What a horrible endeavor, this concert promotion. I will say that I got to see some really fine shows that probably would never have gotten to the Tampa area. Good seats, too!

We did Donovan, Janis Joplin with the famous arrest, Derek and the Dominos with the only appearance live with Duane Allman, Steve Miller, Canned Heat, Creedance Clearwater Revival, Chuck Berry and loads of others. I mean, fercrissakes, we had opening acts like John Mayall, Dion, B.B. King, the Outlaws, the Allman Brothers, blah, blah...

We did smaller shows, too. Terry Reid, Cat Mother and the All Night Newsboys and Michael Bloomfield.
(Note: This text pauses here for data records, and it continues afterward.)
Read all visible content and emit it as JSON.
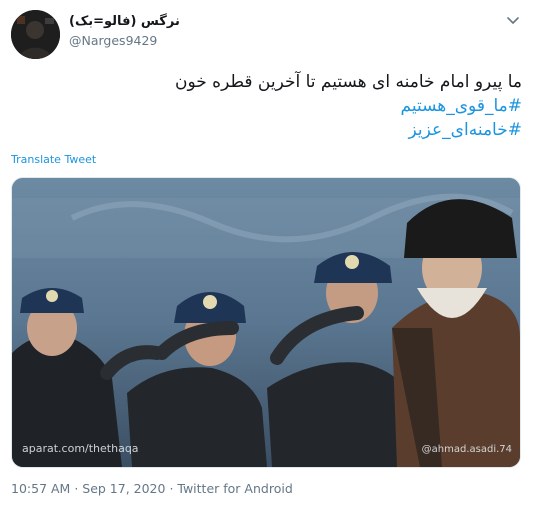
{
  "tweet": {
    "display_name": "نرگس (فالو=بک)",
    "handle": "@Narges9429",
    "text_line1": "ما پیرو امام خامنه ای هستیم تا آخرین قطره خون",
    "hashtag1": "#ما_قوی_هستیم",
    "hashtag2": "#خامنه‌ای_عزیز",
    "translate_label": "Translate Tweet",
    "time": "10:57 AM",
    "date": "Sep 17, 2020",
    "source": "Twitter for Android",
    "separator": " · "
  },
  "media": {
    "watermark_left": "aparat.com/thethaqa",
    "watermark_right": "@ahmad.asadi.74"
  },
  "colors": {
    "link": "#1b95e0",
    "secondary_text": "#657786",
    "primary_text": "#14171a"
  },
  "icons": {
    "menu": "chevron-down-icon"
  }
}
Most of our shows lost money. By my standards, lots of money. I'm not sure why he kept doing them. Partly to feed a big ego, I guess. Losing someone else's money is rough. Really rough.

After that long running misadventure I was pulled back into the ugly game. My pal, Ron Shelly, called me from Miami begging me to fly down and talk to him about doing shows for him in Tampa. He said that they wanted to do some really hip shows and that they needed my help. I explained that really hip shows in Tampa would fail. He smiled, explained that they were well aware of that fact and that they had figured out that they would lose less with me onboard than they would without me. They needed to buy acts for at least three markets to get the good bands to Miami where they would make their big bucks.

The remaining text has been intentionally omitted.